The GCC leaders offered total support to the US-led international coalition and the "anti-terror war" launched by Washington which has toppled Afghanistan’s Taleban regime and is pursuing Osama Bin Laden’s Al-Qaeda network suspected in the hijacked jetliner attacks on New York and Washington.

They again condemned the attacks and "expressed total readiness to cooperate with the international community." But they simultaneously called for an international summit "to define the international basis for the struggle against terrorism" and urged the world "not to hold Islam responsible" for the attacks in the United States.

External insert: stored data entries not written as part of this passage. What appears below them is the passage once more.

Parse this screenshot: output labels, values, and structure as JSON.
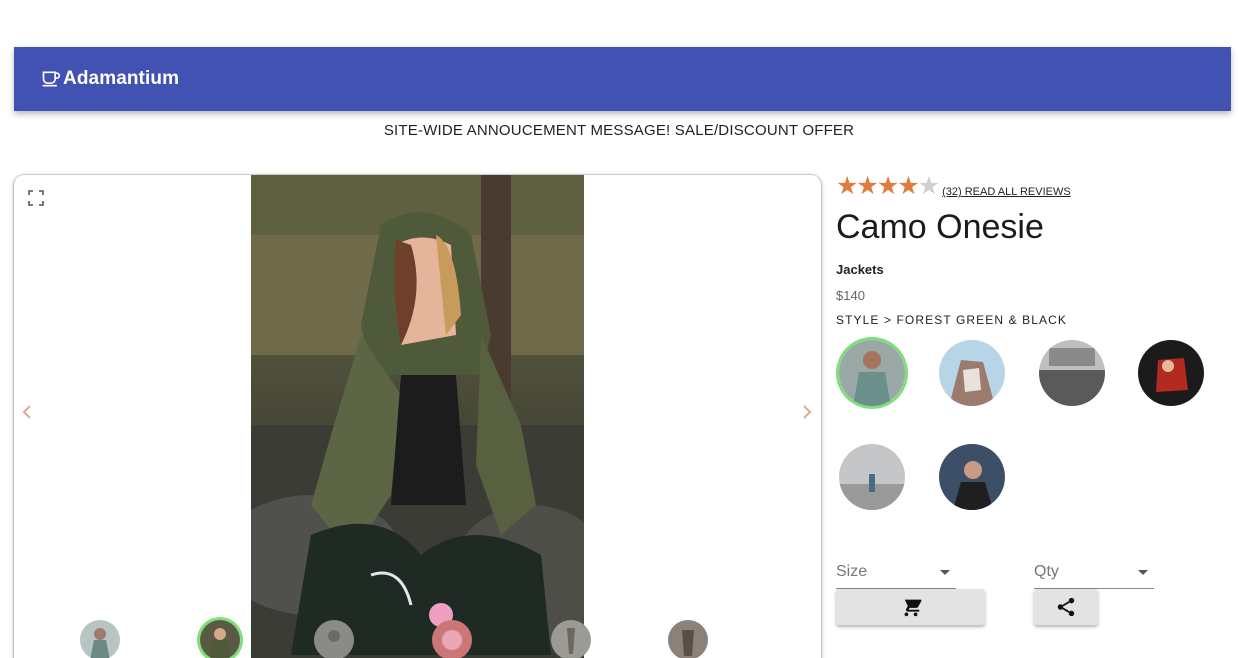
{
  "header": {
    "brand": "Adamantium",
    "brand_icon": "coffee-cup-icon",
    "bar_color": "#4152b3"
  },
  "announcement": "SITE-WIDE ANNOUCEMENT MESSAGE! SALE/DISCOUNT OFFER",
  "gallery": {
    "fullscreen_icon": "fullscreen-icon",
    "prev_icon": "chevron-left-icon",
    "next_icon": "chevron-right-icon",
    "thumbnails_count": 6,
    "active_thumbnail": 2
  },
  "product": {
    "rating": 4,
    "rating_max": 5,
    "reviews_link": "(32) READ ALL REVIEWS",
    "title": "Camo Onesie",
    "category": "Jackets",
    "price": "$140",
    "style_label": "STYLE > FOREST GREEN & BLACK",
    "styles_count": 6,
    "active_style": 1
  },
  "controls": {
    "size_label": "Size",
    "qty_label": "Qty",
    "cart_icon": "cart-icon",
    "share_icon": "share-icon"
  },
  "colors": {
    "accent_star": "#e27a3f",
    "selected_ring": "#7fe07a"
  }
}
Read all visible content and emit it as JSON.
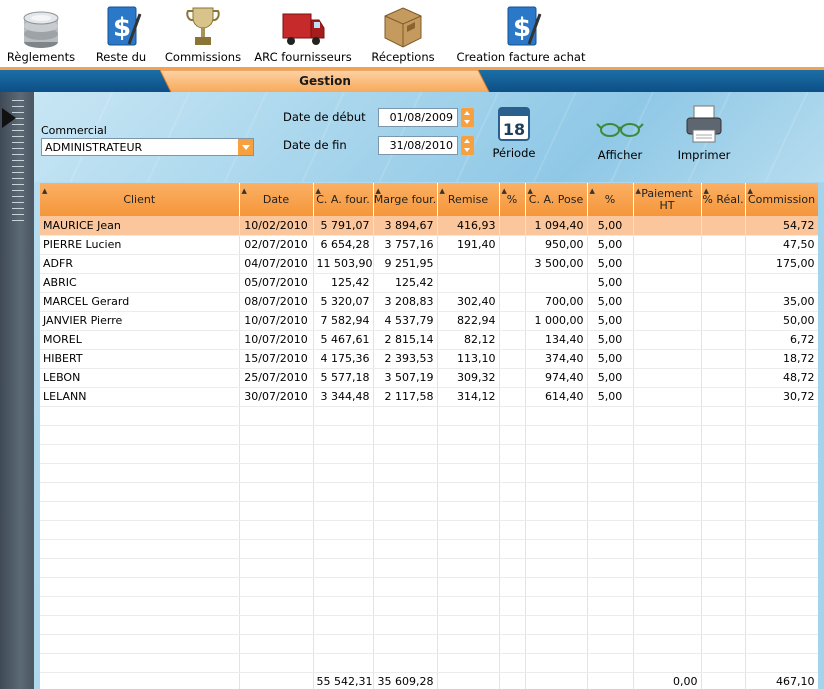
{
  "toolbar": {
    "items": [
      {
        "label": "Règlements",
        "icon": "coins-icon"
      },
      {
        "label": "Reste du",
        "icon": "dollar-document-icon"
      },
      {
        "label": "Commissions",
        "icon": "trophy-icon"
      },
      {
        "label": "ARC fournisseurs",
        "icon": "truck-icon"
      },
      {
        "label": "Réceptions",
        "icon": "package-icon"
      },
      {
        "label": "Creation facture achat",
        "icon": "dollar-document-icon"
      }
    ]
  },
  "tab": {
    "label": "Gestion"
  },
  "filters": {
    "commercial_label": "Commercial",
    "commercial_value": "ADMINISTRATEUR",
    "date_debut_label": "Date de début",
    "date_debut_value": "01/08/2009",
    "date_fin_label": "Date de fin",
    "date_fin_value": "31/08/2010",
    "calendar_day": "18",
    "periode_label": "Période",
    "afficher_label": "Afficher",
    "imprimer_label": "Imprimer"
  },
  "colors": {
    "accent": "#f5963a",
    "selected_row": "#fbc69b",
    "header_band": "#0d4f86"
  },
  "grid": {
    "columns": [
      "Client",
      "Date",
      "C. A. four.",
      "Marge four.",
      "Remise",
      "%",
      "C. A. Pose",
      "%",
      "Paiement HT",
      "% Réal.",
      "Commission"
    ],
    "rows": [
      [
        "MAURICE Jean",
        "10/02/2010",
        "5 791,07",
        "3 894,67",
        "416,93",
        "",
        "1 094,40",
        "5,00",
        "",
        "",
        "54,72"
      ],
      [
        "PIERRE Lucien",
        "02/07/2010",
        "6 654,28",
        "3 757,16",
        "191,40",
        "",
        "950,00",
        "5,00",
        "",
        "",
        "47,50"
      ],
      [
        "ADFR",
        "04/07/2010",
        "11 503,90",
        "9 251,95",
        "",
        "",
        "3 500,00",
        "5,00",
        "",
        "",
        "175,00"
      ],
      [
        "ABRIC",
        "05/07/2010",
        "125,42",
        "125,42",
        "",
        "",
        "",
        "5,00",
        "",
        "",
        ""
      ],
      [
        "MARCEL Gerard",
        "08/07/2010",
        "5 320,07",
        "3 208,83",
        "302,40",
        "",
        "700,00",
        "5,00",
        "",
        "",
        "35,00"
      ],
      [
        "JANVIER Pierre",
        "10/07/2010",
        "7 582,94",
        "4 537,79",
        "822,94",
        "",
        "1 000,00",
        "5,00",
        "",
        "",
        "50,00"
      ],
      [
        "MOREL",
        "10/07/2010",
        "5 467,61",
        "2 815,14",
        "82,12",
        "",
        "134,40",
        "5,00",
        "",
        "",
        "6,72"
      ],
      [
        "HIBERT",
        "15/07/2010",
        "4 175,36",
        "2 393,53",
        "113,10",
        "",
        "374,40",
        "5,00",
        "",
        "",
        "18,72"
      ],
      [
        "LEBON",
        "25/07/2010",
        "5 577,18",
        "3 507,19",
        "309,32",
        "",
        "974,40",
        "5,00",
        "",
        "",
        "48,72"
      ],
      [
        "LELANN",
        "30/07/2010",
        "3 344,48",
        "2 117,58",
        "314,12",
        "",
        "614,40",
        "5,00",
        "",
        "",
        "30,72"
      ]
    ],
    "totals": [
      "",
      "",
      "55 542,31",
      "35 609,28",
      "",
      "",
      "",
      "",
      "0,00",
      "",
      "467,10"
    ]
  }
}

Meanwhile, Crown Prince Abdullah, deputy premier and commander of the National Guard, arrived in Riyadh from Muscat last evening. He also visited President Sheikh Zayed ibn Sultan Al-Nahayan of the United Arab Emirates in Abu Dhabi yesterday.

The Gulf leaders also offered to allow impoverished Yemen to join some GCC agencies in a first step to full membership of their oil-rich group. Their statement said Yemen would be allowed to join the Gulf council of health ministers, the regional education bureau and the council of labor and social affairs ministers. Sanaa could also send a football team to the Gulf Cup. "Other cooperation measures, notably economic, will follow," it said.

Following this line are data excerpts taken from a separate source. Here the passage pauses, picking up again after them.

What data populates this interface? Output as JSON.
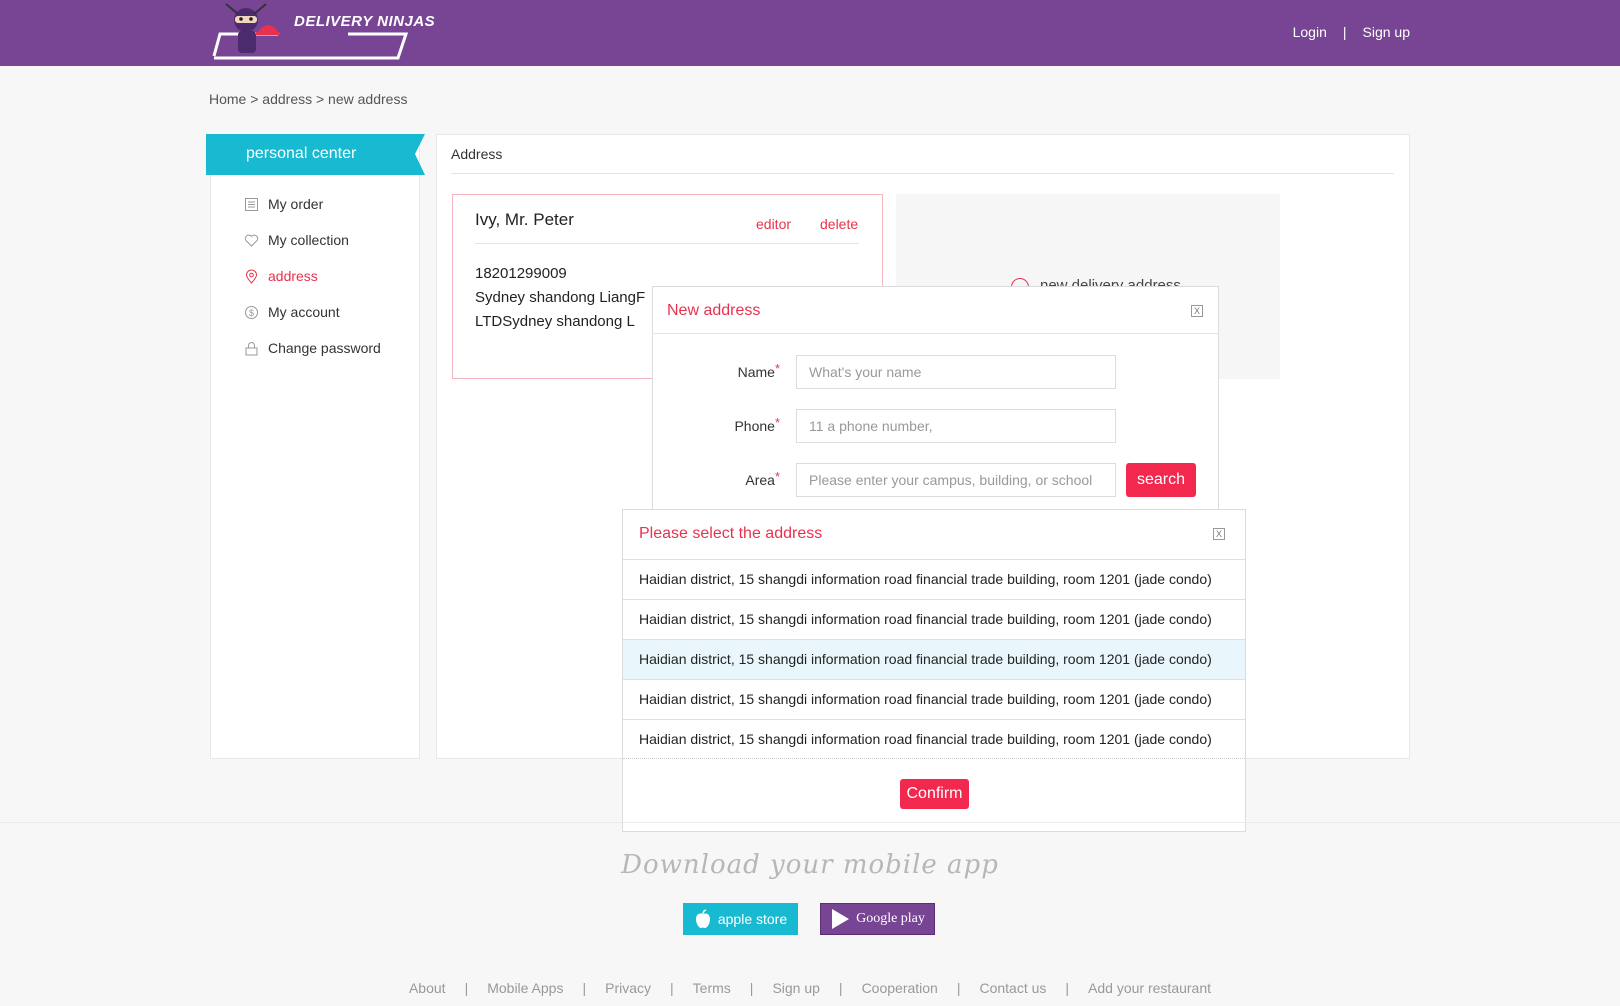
{
  "brand": {
    "name": "DELIVERY NINJAS",
    "header_bg": "#774594",
    "accent": "#f3284f"
  },
  "header": {
    "login": "Login",
    "separator": "|",
    "signup": "Sign up"
  },
  "breadcrumb": "Home > address > new address",
  "sidebar": {
    "title": "personal center",
    "items": [
      {
        "label": "My order",
        "icon": "list-icon"
      },
      {
        "label": "My collection",
        "icon": "heart-icon"
      },
      {
        "label": "address",
        "icon": "location-pin-icon",
        "active": true
      },
      {
        "label": "My account",
        "icon": "dollar-coin-icon"
      },
      {
        "label": "Change password",
        "icon": "lock-icon"
      }
    ]
  },
  "main": {
    "title": "Address",
    "address_card": {
      "name": "Ivy, Mr. Peter",
      "edit_label": "editor",
      "delete_label": "delete",
      "phone": "18201299009",
      "line1": "Sydney shandong LiangF",
      "line2": " LTDSydney shandong L"
    },
    "new_address_card": {
      "label": "new delivery address"
    }
  },
  "new_address_modal": {
    "title": "New address",
    "close": "X",
    "name_label": "Name",
    "name_placeholder": "What's your name",
    "phone_label": "Phone",
    "phone_placeholder": "11 a phone number,",
    "area_label": "Area",
    "area_placeholder": "Please enter your campus, building, or school",
    "required_mark": "*",
    "search_label": "search"
  },
  "select_modal": {
    "title": "Please select the address",
    "close": "X",
    "options": [
      "Haidian district, 15 shangdi information road financial trade building, room 1201 (jade condo)",
      "Haidian district, 15 shangdi information road financial trade building, room 1201 (jade condo)",
      "Haidian district, 15 shangdi information road financial trade building, room 1201 (jade condo)",
      "Haidian district, 15 shangdi information road financial trade building, room 1201 (jade condo)",
      "Haidian district, 15 shangdi information road financial trade building, room 1201 (jade condo)"
    ],
    "highlighted_index": 2,
    "confirm_label": "Confirm"
  },
  "footer": {
    "download_title": "Download your mobile app",
    "apple_label": "apple store",
    "google_label": "Google play",
    "links": [
      "About",
      "Mobile Apps",
      "Privacy",
      "Terms",
      "Sign up",
      "Cooperation",
      "Contact us",
      "Add your restaurant"
    ],
    "separator": "|"
  }
}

Yemen, one of the poorest countries in the Arab world, is a small oil producer. Its GCC neighbors command nearly half of the world’s crude reserves. Sanaa has said it qualified to join because of its geographic location and its historical ties with the GCC.

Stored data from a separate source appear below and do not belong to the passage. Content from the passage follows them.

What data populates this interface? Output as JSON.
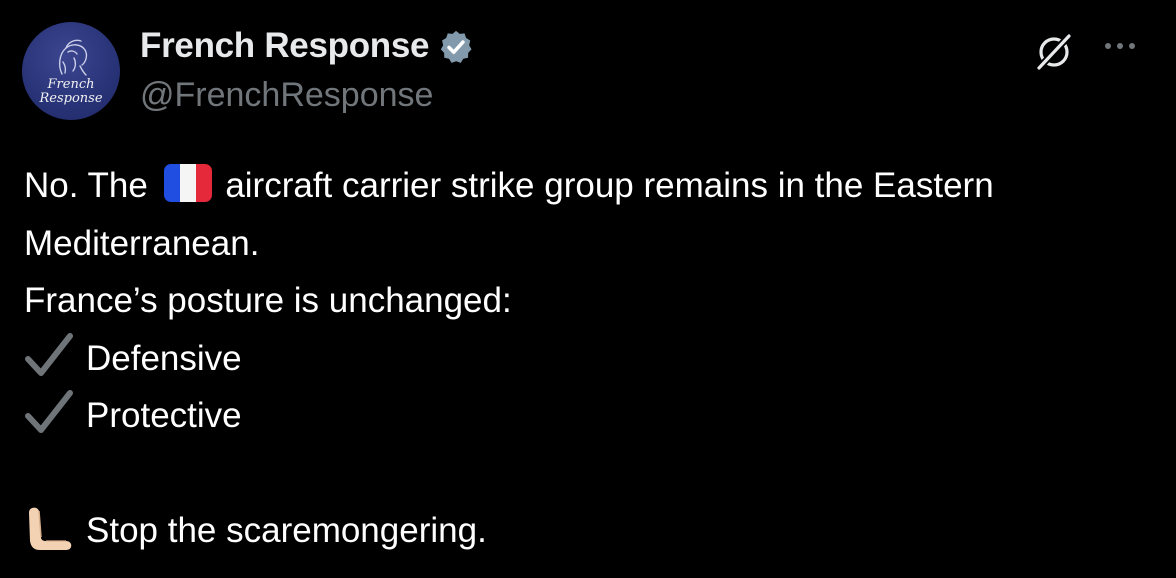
{
  "author": {
    "display_name": "French Response",
    "handle": "@FrenchResponse",
    "avatar_text_line1": "French",
    "avatar_text_line2": "Response"
  },
  "tweet": {
    "line1_before_flag": "No. The ",
    "line1_after_flag": " aircraft carrier strike group remains in the Eastern",
    "line2": "Mediterranean.",
    "line3": "France’s posture is unchanged:",
    "check1": "Defensive",
    "check2": "Protective",
    "closing": "Stop the scaremongering."
  },
  "icons": {
    "verified": "verified-badge-icon",
    "grok": "grok-icon",
    "more": "more-options-icon",
    "flag": "france-flag-emoji",
    "check": "check-mark-emoji",
    "hand": "palm-down-hand-emoji"
  },
  "colors": {
    "background": "#000000",
    "text": "#ffffff",
    "secondary_text": "#71767b",
    "verified_badge": "#829aab",
    "avatar_bg": "#283377"
  }
}
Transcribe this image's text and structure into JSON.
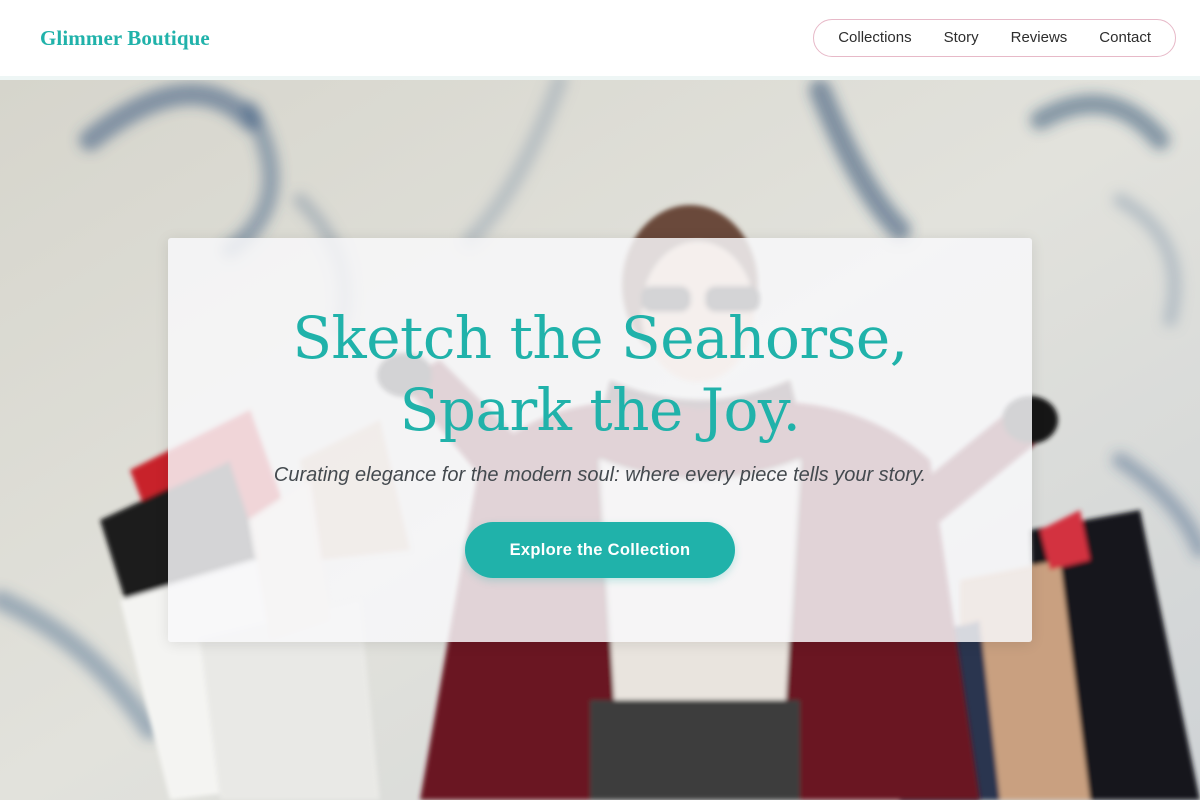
{
  "header": {
    "brand": "Glimmer Boutique",
    "nav": [
      {
        "label": "Collections"
      },
      {
        "label": "Story"
      },
      {
        "label": "Reviews"
      },
      {
        "label": "Contact"
      }
    ]
  },
  "hero": {
    "title_line_1": "Sketch the Seahorse,",
    "title_line_2": "Spark the Joy.",
    "tagline": "Curating elegance for the modern soul: where every piece tells your story.",
    "cta_label": "Explore the Collection"
  },
  "colors": {
    "accent": "#20b2aa",
    "nav_border": "#e7b9c8",
    "text_dark": "#2d2d2d"
  }
}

The Gulf leaders called on Iraq and the United Nations to resume their dialogue in order to achieve a lifting of the embargo slapped on Baghdad in 1990 for invading Kuwait. "The GCC calls on Iraq and the UN secretary-general (Kofi Annan) to resume their dialogue and cooperation in line with the principles on which the Security Council will base a decision to lift economic sanctions," the summit statement said.

The six-nation alliance strongly rejected Iran’s occupation of three small but strategic Gulf islands, saying "the invalid claims and measures taken by Iran (to continue) the occupation of the islands" would "not change in any way the United Arab Emirates’ rights over these islands." The Gulf leaders also blamed Israel for the escalation of violence with the Palestinians and voiced full support for Palestinian leader Yasser Arafat.

The customs union deal paves the way for a free trade pact with the European Union, the region’s main trading partner. Gulf officials have accused the EU of foot-dragging over free trade, saying the GCC had fulfilled its requirements to reach a deal streamlining trade worth about $46 billion. They warned they may reconsider the pact if no progress is made in talks on the deal — hampered by EU demands for GCC common tariffs and by protectionist EU policies.

"Now there are no more excuses for them to postpone signing the free trade zone (agreement) between the two blocs," the GCC envoy to the European Union, Najeeb Al-Rawas, told reporters. A main dispute is over a six percent EU duty on primary aluminum Gulf exports. Two aluminum smelters in Bahrain and the UAE produce more than a million tons per year, about five percent of the world’s total.

The communique said GCC states must peg local currencies to the US dollar by the end of 2002 and forge relevant economic standards by 2005 to prepare for the launch of a unified currency. Currencies of all GCC states, with the exception of Kuwait, are pegged to the US dollar, in which their main crude oil export is traded. Kuwait’s dinar is currently linked to a basket of currencies, whose components are a state secret.